TRANSMISSION ART ARCHIVE

Bill Fontana

Born in Ohio in 1947, Bill Fontana was studying traditional composition in Cleveland when he noticed, waiting outside the concert hall for his lessons, that the sounds he heard in the park were just as interesting and beautiful to him as anything he heard inside the hall and started thinking differently about sound and music. Fontana left Ohio in 1968 to study at the New School in New York City, where he took a class with John Cage that bolstered his thinking about music and composition. Not long after his graduation, Fontana began creating his first sound sculptures, pieces that explored the materiality of sound both within and taken out of its own context, geography, and architecture. He has done major radio sound art projects for the BBC, the European Broadcast Union, the Australian Broadcasting Corporation, National Public Radio, West German Radio (WDR), Swedish Radio, Radio France and the Austrian State Radio.
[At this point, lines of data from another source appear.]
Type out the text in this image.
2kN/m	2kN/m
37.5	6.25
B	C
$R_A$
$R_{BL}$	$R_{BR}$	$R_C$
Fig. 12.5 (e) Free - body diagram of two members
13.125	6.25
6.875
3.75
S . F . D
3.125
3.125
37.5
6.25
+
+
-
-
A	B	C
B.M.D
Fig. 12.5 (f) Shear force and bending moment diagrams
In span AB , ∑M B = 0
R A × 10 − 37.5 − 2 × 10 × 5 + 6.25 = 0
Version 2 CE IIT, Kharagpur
His work has also been exhibited at the Whitney Museum of American Art; the San Francisco Museum of Modern Art; the Museum Ludwig, Cologne; the Post Museum in Frankfurt; the Art History and Natural History Museums in Vienna; the Tate Modern and Tate Britain, London; the 48th Venice Biennale; the National Gallery of Victoria, Melbourne; the Art Gallery of New South Wales, Sydney; MAXXI, Rome; and MAAT, Lisbon.